The National Inquiry will be funded by the Government of Canada, with the participation and full co-operation of all the provinces and territories. Together, the federal, provincial and territorial governments have ensured the Inquiry has the necessary mandate and tools to help bring this national tragedy to an end.
In response to the pre-inquiry recommendations, the Government also announced today $16.17 million over four years for the creation of Family Information Liaison Units in each province and territory and to increase Victims Services funding to provide culturally-appropriate victims services for families of Missing and Murdered Indigenous Women and Girls and survivors of violence. The Family Information Liaison Units will provide centralized, dedicated resources for families of missing or murdered Indigenous women and girls and gather the information families are seeking on their behalf. These services will be provided in a respectful and co-ordinated manner during the Inquiry.
"For over a decade, the families of missing and murdered Indigenous women and girls have been demanding action. Today, after meaningful engagement with the families, experts and those with lived experience, I am proud that the Prime Minister, with the support of all provinces and territories, has appointed five outstanding Commissioners who will now be able to do the work needed for Canada to put in place the concrete actions necessary to put an end to this national tragedy." - The Honourable Carolyn Bennett, M.D., P.C., M.P. Minister of Indigenous and Northern Affairs
"The launch of the Inquiry represents a concrete expression of the government's commitment to honouring the lives of missing and murdered Indigenous women and girls. By examining the root causes that have contributed to this national tragedy, including past and present systemic and institutional barriers, the Commission of Inquiry will play a pivotal role in helping all of us to define where best to continue to act to protect the human rights of all Indigenous women and girls in Canada." - The Honourable Jody Wilson-Raybould, P.C., Q.C., M.P. Minister of Justice and Attorney General of Canada
"This team will bring a depth and mix of personal, academic and professional experiences to the task of listening, documenting and seeking to bring to light the systemic causes of violence against Indigenous women and girls in Canada and to make recommendations for effective action." - The Honourable Patty Hajdu, P.C., M.P. Minister of Status of WomenQuick facts:
- Government of Canada launched the Inquiry on December 8, 2015, which was followed by a three month pre-inquiry engagement process.
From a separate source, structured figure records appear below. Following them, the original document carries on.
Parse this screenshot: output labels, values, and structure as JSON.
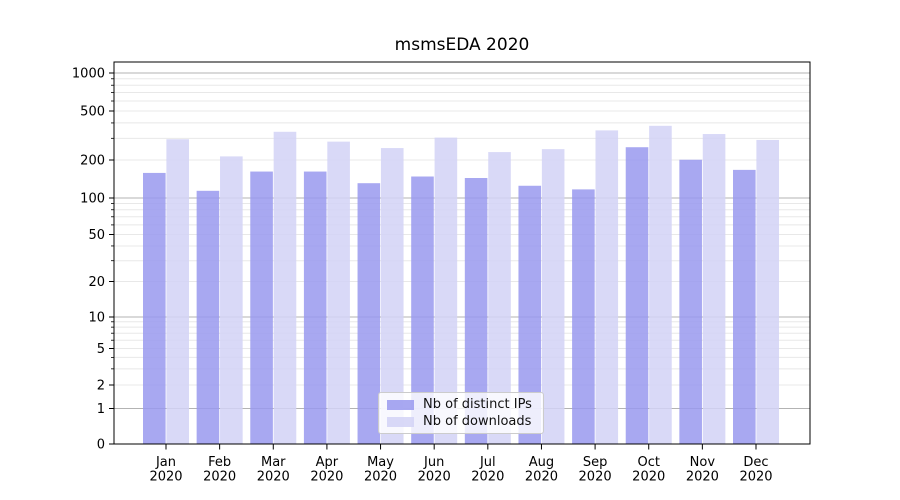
{
  "title": "msmsEDA 2020",
  "colors": {
    "bar_distinct_ips": "#9999ee",
    "bar_downloads": "#d2d2f6",
    "bar_opacity": 0.85,
    "grid_major": "#b3b3b3",
    "grid_minor": "#e8e8e8",
    "axis": "#000000",
    "tick_label": "#000000",
    "legend_border": "#cccccc",
    "legend_background": "rgba(255,255,255,0.8)"
  },
  "legend": {
    "items": [
      {
        "label": "Nb of distinct IPs",
        "color_key": "bar_distinct_ips"
      },
      {
        "label": "Nb of downloads",
        "color_key": "bar_downloads"
      }
    ]
  },
  "chart_data": {
    "type": "bar",
    "title": "msmsEDA 2020",
    "categories": [
      "Jan",
      "Feb",
      "Mar",
      "Apr",
      "May",
      "Jun",
      "Jul",
      "Aug",
      "Sep",
      "Oct",
      "Nov",
      "Dec"
    ],
    "category_year": "2020",
    "series": [
      {
        "name": "Nb of distinct IPs",
        "color_key": "bar_distinct_ips",
        "values": [
          158,
          114,
          162,
          162,
          131,
          148,
          144,
          125,
          117,
          254,
          201,
          167
        ]
      },
      {
        "name": "Nb of downloads",
        "color_key": "bar_downloads",
        "values": [
          295,
          214,
          339,
          282,
          250,
          304,
          232,
          245,
          348,
          379,
          325,
          291
        ]
      }
    ],
    "yscale": "log-like (log decades above 1, compressed linear segment 0-1)",
    "yticks": [
      1000,
      500,
      200,
      100,
      50,
      20,
      10,
      5,
      2,
      1,
      0
    ],
    "y_major_ticks": [
      1,
      10,
      100,
      1000
    ],
    "y_minor_gridlines": [
      3,
      4,
      6,
      7,
      8,
      9,
      30,
      40,
      60,
      70,
      80,
      90,
      300,
      400,
      600,
      700,
      800,
      900
    ],
    "ylim": [
      0,
      1200
    ],
    "grid": "horizontal",
    "legend_position": "lower center"
  }
}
- During these three months, 18 face-to-face sessions were held from coast-to-coast-to-coast, with over 2,000 participants and over 4,100 online submissions.
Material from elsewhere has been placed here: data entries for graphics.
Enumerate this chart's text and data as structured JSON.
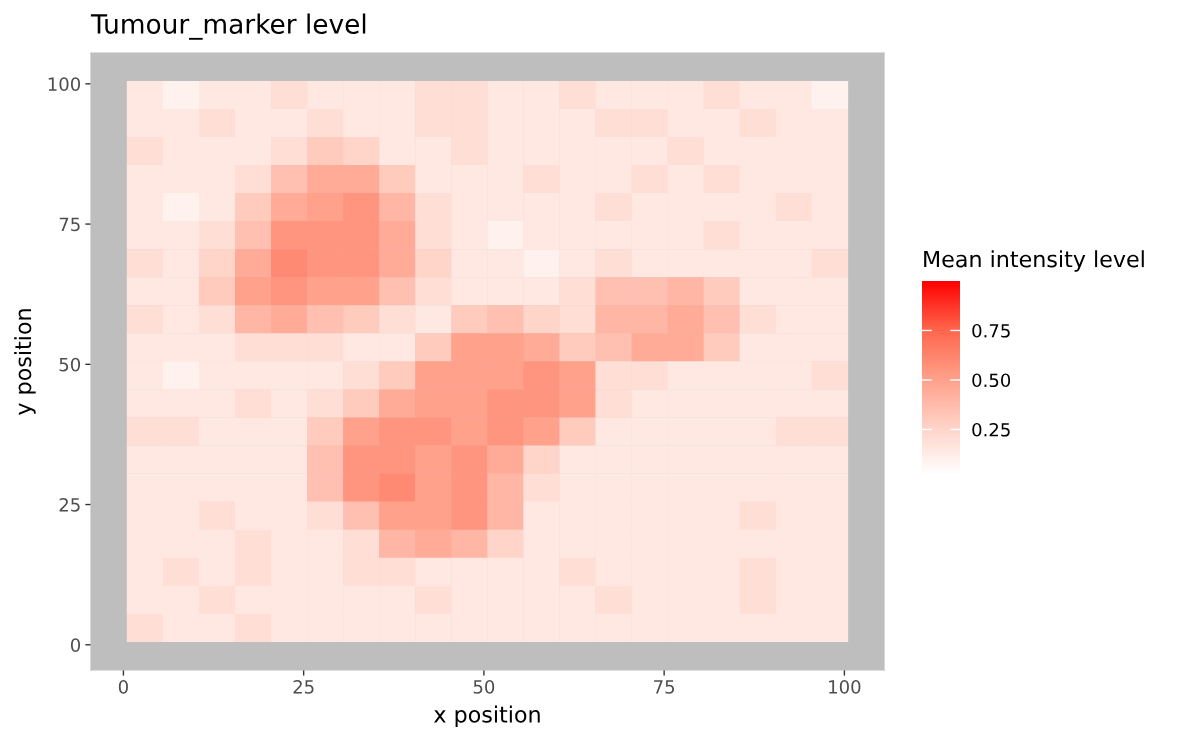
{
  "chart_data": {
    "type": "scatter",
    "title": "Tumour_marker level",
    "xlabel": "x position",
    "ylabel": "y position",
    "clabel": "Mean intensity level",
    "marker": "square",
    "xlim": [
      -4.5,
      105.5
    ],
    "ylim": [
      -4.5,
      105.5
    ],
    "xticks": [
      0,
      25,
      50,
      75,
      100
    ],
    "yticks": [
      0,
      25,
      50,
      75,
      100
    ],
    "clim": [
      0.02,
      1.0
    ],
    "cticks": [
      0.25,
      {
        "value": 0.5,
        "label": "0.50"
      },
      0.75
    ],
    "x": [
      3,
      8,
      13,
      18,
      23,
      28,
      33,
      38,
      43,
      48,
      53,
      58,
      63,
      68,
      73,
      78,
      83,
      88,
      93,
      98,
      3,
      8,
      13,
      18,
      23,
      28,
      33,
      38,
      43,
      48,
      53,
      58,
      63,
      68,
      73,
      78,
      83,
      88,
      93,
      98,
      3,
      8,
      13,
      18,
      23,
      28,
      33,
      38,
      43,
      48,
      53,
      58,
      63,
      68,
      73,
      78,
      83,
      88,
      93,
      98,
      3,
      8,
      13,
      18,
      23,
      28,
      33,
      38,
      43,
      48,
      53,
      58,
      63,
      68,
      73,
      78,
      83,
      88,
      93,
      98,
      3,
      8,
      13,
      18,
      23,
      28,
      33,
      38,
      43,
      48,
      53,
      58,
      63,
      68,
      73,
      78,
      83,
      88,
      93,
      98,
      3,
      8,
      13,
      18,
      23,
      28,
      33,
      38,
      43,
      48,
      53,
      58,
      63,
      68,
      73,
      78,
      83,
      88,
      93,
      98,
      3,
      8,
      13,
      18,
      23,
      28,
      33,
      38,
      43,
      48,
      53,
      58,
      63,
      68,
      73,
      78,
      83,
      88,
      93,
      98,
      3,
      8,
      13,
      18,
      23,
      28,
      33,
      38,
      43,
      48,
      53,
      58,
      63,
      68,
      73,
      78,
      83,
      88,
      93,
      98,
      3,
      8,
      13,
      18,
      23,
      28,
      33,
      38,
      43,
      48,
      53,
      58,
      63,
      68,
      73,
      78,
      83,
      88,
      93,
      98,
      3,
      8,
      13,
      18,
      23,
      28,
      33,
      38,
      43,
      48,
      53,
      58,
      63,
      68,
      73,
      78,
      83,
      88,
      93,
      98,
      3,
      8,
      13,
      18,
      23,
      28,
      33,
      38,
      43,
      48,
      53,
      58,
      63,
      68,
      73,
      78,
      83,
      88,
      93,
      98,
      3,
      8,
      13,
      18,
      23,
      28,
      33,
      38,
      43,
      48,
      53,
      58,
      63,
      68,
      73,
      78,
      83,
      88,
      93,
      98,
      3,
      8,
      13,
      18,
      23,
      28,
      33,
      38,
      43,
      48,
      53,
      58,
      63,
      68,
      73,
      78,
      83,
      88,
      93,
      98,
      3,
      8,
      13,
      18,
      23,
      28,
      33,
      38,
      43,
      48,
      53,
      58,
      63,
      68,
      73,
      78,
      83,
      88,
      93,
      98,
      3,
      8,
      13,
      18,
      23,
      28,
      33,
      38,
      43,
      48,
      53,
      58,
      63,
      68,
      73,
      78,
      83,
      88,
      93,
      98,
      3,
      8,
      13,
      18,
      23,
      28,
      33,
      38,
      43,
      48,
      53,
      58,
      63,
      68,
      73,
      78,
      83,
      88,
      93,
      98,
      3,
      8,
      13,
      18,
      23,
      28,
      33,
      38,
      43,
      48,
      53,
      58,
      63,
      68,
      73,
      78,
      83,
      88,
      93,
      98,
      3,
      8,
      13,
      18,
      23,
      28,
      33,
      38,
      43,
      48,
      53,
      58,
      63,
      68,
      73,
      78,
      83,
      88,
      93,
      98,
      3,
      8,
      13,
      18,
      23,
      28,
      33,
      38,
      43,
      48,
      53,
      58,
      63,
      68,
      73,
      78,
      83,
      88,
      93,
      98,
      3,
      8,
      13,
      18,
      23,
      28,
      33,
      38,
      43,
      48,
      53,
      58,
      63,
      68,
      73,
      78,
      83,
      88,
      93,
      98
    ],
    "values": [
      98,
      98,
      98,
      98,
      98,
      98,
      98,
      98,
      98,
      98,
      98,
      98,
      98,
      98,
      98,
      98,
      98,
      98,
      98,
      98,
      93,
      93,
      93,
      93,
      93,
      93,
      93,
      93,
      93,
      93,
      93,
      93,
      93,
      93,
      93,
      93,
      93,
      93,
      93,
      93,
      88,
      88,
      88,
      88,
      88,
      88,
      88,
      88,
      88,
      88,
      88,
      88,
      88,
      88,
      88,
      88,
      88,
      88,
      88,
      88,
      83,
      83,
      83,
      83,
      83,
      83,
      83,
      83,
      83,
      83,
      83,
      83,
      83,
      83,
      83,
      83,
      83,
      83,
      83,
      83,
      78,
      78,
      78,
      78,
      78,
      78,
      78,
      78,
      78,
      78,
      78,
      78,
      78,
      78,
      78,
      78,
      78,
      78,
      78,
      78,
      73,
      73,
      73,
      73,
      73,
      73,
      73,
      73,
      73,
      73,
      73,
      73,
      73,
      73,
      73,
      73,
      73,
      73,
      73,
      73,
      68,
      68,
      68,
      68,
      68,
      68,
      68,
      68,
      68,
      68,
      68,
      68,
      68,
      68,
      68,
      68,
      68,
      68,
      68,
      68,
      63,
      63,
      63,
      63,
      63,
      63,
      63,
      63,
      63,
      63,
      63,
      63,
      63,
      63,
      63,
      63,
      63,
      63,
      63,
      63,
      58,
      58,
      58,
      58,
      58,
      58,
      58,
      58,
      58,
      58,
      58,
      58,
      58,
      58,
      58,
      58,
      58,
      58,
      58,
      58,
      53,
      53,
      53,
      53,
      53,
      53,
      53,
      53,
      53,
      53,
      53,
      53,
      53,
      53,
      53,
      53,
      53,
      53,
      53,
      53,
      48,
      48,
      48,
      48,
      48,
      48,
      48,
      48,
      48,
      48,
      48,
      48,
      48,
      48,
      48,
      48,
      48,
      48,
      48,
      48,
      43,
      43,
      43,
      43,
      43,
      43,
      43,
      43,
      43,
      43,
      43,
      43,
      43,
      43,
      43,
      43,
      43,
      43,
      43,
      43,
      38,
      38,
      38,
      38,
      38,
      38,
      38,
      38,
      38,
      38,
      38,
      38,
      38,
      38,
      38,
      38,
      38,
      38,
      38,
      38,
      33,
      33,
      33,
      33,
      33,
      33,
      33,
      33,
      33,
      33,
      33,
      33,
      33,
      33,
      33,
      33,
      33,
      33,
      33,
      33,
      28,
      28,
      28,
      28,
      28,
      28,
      28,
      28,
      28,
      28,
      28,
      28,
      28,
      28,
      28,
      28,
      28,
      28,
      28,
      28,
      23,
      23,
      23,
      23,
      23,
      23,
      23,
      23,
      23,
      23,
      23,
      23,
      23,
      23,
      23,
      23,
      23,
      23,
      23,
      23,
      18,
      18,
      18,
      18,
      18,
      18,
      18,
      18,
      18,
      18,
      18,
      18,
      18,
      18,
      18,
      18,
      18,
      18,
      18,
      18,
      13,
      13,
      13,
      13,
      13,
      13,
      13,
      13,
      13,
      13,
      13,
      13,
      13,
      13,
      13,
      13,
      13,
      13,
      13,
      13,
      8,
      8,
      8,
      8,
      8,
      8,
      8,
      8,
      8,
      8,
      8,
      8,
      8,
      8,
      8,
      8,
      8,
      8,
      8,
      8,
      3,
      3,
      3,
      3,
      3,
      3,
      3,
      3,
      3,
      3,
      3,
      3,
      3,
      3,
      3,
      3,
      3,
      3,
      3,
      3
    ],
    "cvalues": [
      0.15,
      0.1,
      0.15,
      0.15,
      0.2,
      0.15,
      0.15,
      0.15,
      0.2,
      0.2,
      0.15,
      0.15,
      0.2,
      0.15,
      0.15,
      0.15,
      0.2,
      0.15,
      0.15,
      0.1,
      0.15,
      0.15,
      0.2,
      0.15,
      0.15,
      0.2,
      0.15,
      0.15,
      0.2,
      0.2,
      0.15,
      0.15,
      0.15,
      0.2,
      0.2,
      0.15,
      0.15,
      0.2,
      0.15,
      0.15,
      0.2,
      0.15,
      0.15,
      0.15,
      0.2,
      0.3,
      0.25,
      0.15,
      0.15,
      0.2,
      0.15,
      0.15,
      0.15,
      0.15,
      0.15,
      0.2,
      0.15,
      0.15,
      0.15,
      0.15,
      0.15,
      0.15,
      0.15,
      0.2,
      0.35,
      0.45,
      0.45,
      0.3,
      0.15,
      0.15,
      0.15,
      0.2,
      0.15,
      0.15,
      0.2,
      0.15,
      0.2,
      0.15,
      0.15,
      0.15,
      0.15,
      0.1,
      0.15,
      0.3,
      0.45,
      0.5,
      0.55,
      0.4,
      0.2,
      0.15,
      0.15,
      0.15,
      0.15,
      0.2,
      0.15,
      0.15,
      0.15,
      0.15,
      0.2,
      0.15,
      0.15,
      0.15,
      0.2,
      0.35,
      0.55,
      0.55,
      0.55,
      0.45,
      0.2,
      0.15,
      0.1,
      0.15,
      0.15,
      0.15,
      0.15,
      0.15,
      0.2,
      0.15,
      0.15,
      0.15,
      0.2,
      0.15,
      0.25,
      0.45,
      0.6,
      0.55,
      0.55,
      0.45,
      0.25,
      0.15,
      0.15,
      0.1,
      0.15,
      0.2,
      0.15,
      0.15,
      0.15,
      0.15,
      0.15,
      0.2,
      0.15,
      0.15,
      0.3,
      0.5,
      0.55,
      0.5,
      0.5,
      0.35,
      0.2,
      0.15,
      0.15,
      0.15,
      0.2,
      0.35,
      0.35,
      0.4,
      0.3,
      0.15,
      0.15,
      0.15,
      0.2,
      0.15,
      0.2,
      0.4,
      0.45,
      0.35,
      0.3,
      0.2,
      0.15,
      0.3,
      0.35,
      0.25,
      0.2,
      0.4,
      0.4,
      0.45,
      0.35,
      0.2,
      0.15,
      0.15,
      0.15,
      0.15,
      0.15,
      0.2,
      0.2,
      0.2,
      0.15,
      0.15,
      0.3,
      0.5,
      0.5,
      0.45,
      0.3,
      0.35,
      0.45,
      0.45,
      0.3,
      0.15,
      0.15,
      0.15,
      0.15,
      0.1,
      0.15,
      0.15,
      0.15,
      0.15,
      0.2,
      0.3,
      0.5,
      0.5,
      0.5,
      0.55,
      0.5,
      0.2,
      0.2,
      0.15,
      0.15,
      0.15,
      0.15,
      0.2,
      0.15,
      0.15,
      0.15,
      0.2,
      0.15,
      0.2,
      0.3,
      0.45,
      0.5,
      0.5,
      0.55,
      0.55,
      0.5,
      0.2,
      0.15,
      0.15,
      0.15,
      0.15,
      0.15,
      0.15,
      0.2,
      0.2,
      0.15,
      0.15,
      0.15,
      0.3,
      0.5,
      0.55,
      0.55,
      0.5,
      0.55,
      0.5,
      0.3,
      0.15,
      0.15,
      0.15,
      0.15,
      0.15,
      0.2,
      0.2,
      0.15,
      0.15,
      0.15,
      0.15,
      0.15,
      0.35,
      0.55,
      0.55,
      0.5,
      0.55,
      0.45,
      0.25,
      0.15,
      0.15,
      0.15,
      0.15,
      0.15,
      0.15,
      0.15,
      0.15,
      0.15,
      0.15,
      0.15,
      0.15,
      0.15,
      0.35,
      0.55,
      0.6,
      0.5,
      0.55,
      0.4,
      0.2,
      0.15,
      0.15,
      0.15,
      0.15,
      0.15,
      0.15,
      0.15,
      0.15,
      0.15,
      0.15,
      0.2,
      0.15,
      0.15,
      0.2,
      0.35,
      0.5,
      0.5,
      0.55,
      0.4,
      0.15,
      0.15,
      0.15,
      0.15,
      0.15,
      0.15,
      0.2,
      0.15,
      0.15,
      0.15,
      0.15,
      0.15,
      0.2,
      0.15,
      0.15,
      0.2,
      0.4,
      0.45,
      0.4,
      0.25,
      0.15,
      0.15,
      0.15,
      0.15,
      0.15,
      0.15,
      0.15,
      0.15,
      0.15,
      0.15,
      0.2,
      0.15,
      0.2,
      0.15,
      0.15,
      0.2,
      0.2,
      0.15,
      0.15,
      0.15,
      0.15,
      0.2,
      0.15,
      0.15,
      0.15,
      0.15,
      0.2,
      0.15,
      0.15,
      0.15,
      0.15,
      0.2,
      0.15,
      0.15,
      0.15,
      0.15,
      0.15,
      0.2,
      0.15,
      0.15,
      0.15,
      0.15,
      0.2,
      0.15,
      0.15,
      0.15,
      0.2,
      0.15,
      0.15,
      0.2,
      0.15,
      0.15,
      0.2,
      0.15,
      0.15,
      0.15,
      0.15,
      0.15,
      0.15,
      0.15,
      0.15,
      0.15,
      0.15,
      0.15,
      0.15,
      0.15,
      0.15,
      0.15,
      0.15
    ]
  }
}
- On February 26, 2016, at the National Roundtable on Missing and Murdered Indigenous Women and Girls, the federal, provincial and territorial governments agreed to participation and full cooperation in a National Inquiry.
- The Government published the results of this engagement on May 31, 2016.
- The Government committed $53.86 million over 2 years (2016/17- 2017/18) to establish an Inquiry which will make recommendations on concrete actions to address and prevent violence against Indigenous women and girls, including systemic and societal discrimination.